Laura Cassone avatar
Written by Laura Cassone
Updated over a month ago

The Supplier Management section of the platform is designed to give users more than just a way to catalog suppliers. It allows you to perform a supplier-level assessment: a crucial step that happens before any commercial commitment.

In the broader traceability framework, this means that even before discussing orders, volumes, or specific commodities, the platform enables you to analyze and verify suppliers.


Who is a supplier?

A supplier can be:

  • a farm,

  • a plot owner,

  • a commodity producer,

  • a product manufacturer.

In short, anyone providing products or raw materials into the supply chain. Under the EUDR regulation, suppliers must be verified for compliance, not just the plots. In practice, when you work with a supplier, you work with all of their plots.


The supplier screen: what you’ll see

In the supplier dashboard, you’ll find a clear overview including:

  • the number of plots linked to the supplier,

  • the combined area of all plots,

  • the percentage of commodities and products managed by that supplier,

  • the EUDR compliance ratio across all their plots.

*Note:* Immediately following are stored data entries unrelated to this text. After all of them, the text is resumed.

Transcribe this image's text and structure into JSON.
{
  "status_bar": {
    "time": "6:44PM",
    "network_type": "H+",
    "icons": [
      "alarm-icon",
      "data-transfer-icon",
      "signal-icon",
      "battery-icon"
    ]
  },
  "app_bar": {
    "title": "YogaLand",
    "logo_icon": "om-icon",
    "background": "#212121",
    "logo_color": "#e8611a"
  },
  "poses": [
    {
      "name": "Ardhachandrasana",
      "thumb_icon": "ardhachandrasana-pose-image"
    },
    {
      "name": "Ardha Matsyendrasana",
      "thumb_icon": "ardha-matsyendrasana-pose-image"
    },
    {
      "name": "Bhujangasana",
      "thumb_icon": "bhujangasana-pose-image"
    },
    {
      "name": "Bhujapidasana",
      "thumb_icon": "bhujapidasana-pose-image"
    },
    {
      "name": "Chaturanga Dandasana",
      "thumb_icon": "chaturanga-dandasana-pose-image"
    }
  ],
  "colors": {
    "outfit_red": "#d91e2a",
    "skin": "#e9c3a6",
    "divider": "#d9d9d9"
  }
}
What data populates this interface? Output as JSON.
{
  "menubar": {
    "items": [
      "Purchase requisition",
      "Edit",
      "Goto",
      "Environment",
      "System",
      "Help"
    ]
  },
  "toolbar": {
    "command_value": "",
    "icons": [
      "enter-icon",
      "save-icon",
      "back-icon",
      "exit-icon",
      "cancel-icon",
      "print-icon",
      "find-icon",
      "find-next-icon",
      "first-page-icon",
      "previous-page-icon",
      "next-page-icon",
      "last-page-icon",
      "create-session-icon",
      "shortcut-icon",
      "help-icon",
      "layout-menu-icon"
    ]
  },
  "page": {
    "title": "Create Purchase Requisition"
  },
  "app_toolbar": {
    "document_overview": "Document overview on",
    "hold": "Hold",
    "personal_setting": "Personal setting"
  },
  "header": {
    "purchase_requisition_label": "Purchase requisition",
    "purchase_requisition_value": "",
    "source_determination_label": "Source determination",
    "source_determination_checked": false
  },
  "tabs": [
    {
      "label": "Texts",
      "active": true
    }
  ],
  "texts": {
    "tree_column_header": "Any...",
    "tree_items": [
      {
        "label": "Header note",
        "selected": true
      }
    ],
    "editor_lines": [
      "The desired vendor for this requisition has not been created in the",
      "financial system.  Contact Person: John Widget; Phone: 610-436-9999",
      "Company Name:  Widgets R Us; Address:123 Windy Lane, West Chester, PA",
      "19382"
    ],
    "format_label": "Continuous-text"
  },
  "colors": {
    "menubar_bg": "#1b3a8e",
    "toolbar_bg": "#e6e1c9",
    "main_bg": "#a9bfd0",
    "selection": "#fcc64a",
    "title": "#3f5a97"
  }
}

This lets you instantly see whether a supplier is fully compliant or if there are risks you need to address.


From plot to supplier: a higher-level view

Plots can still be created and uploaded as usual:

  • by drawing them directly on the map,

  • by uploading geospatial formats,

  • or by importing CSV files.

Once uploaded, each plot goes through the standard EUDR compliance screening. The new advantage of supplier management is the ability to view aggregated statistics at supplier level, so you can evaluate compliance beyond individual plots.


Why is this useful?

With this top-level perspective, you can:

  • Identify suppliers who are fully compliant,

  • Spot non-compliant plots before they become an issue in due diligence statements (DDS),

  • Use filters and exportable CSV reports to share compliance information directly with suppliers and request clarification or confirmation.


Working with source DDS

The feature also supports source DDS management. This comes into play when a supplier operates further up the supply chain, or example, when they no longer manage individual plots or are already importing processed commodities. In these cases, the supplier can provide a DDS reference number, which is then combined with a verification number to complete compliance validation.


Final thoughts

Supplier Management allows you to move beyond a “plot-by-plot” approach toward a strategic supplier-level assessment. By verifying supplier compliance early, you reduce risks, save time, and strengthen transparency across your supply chain.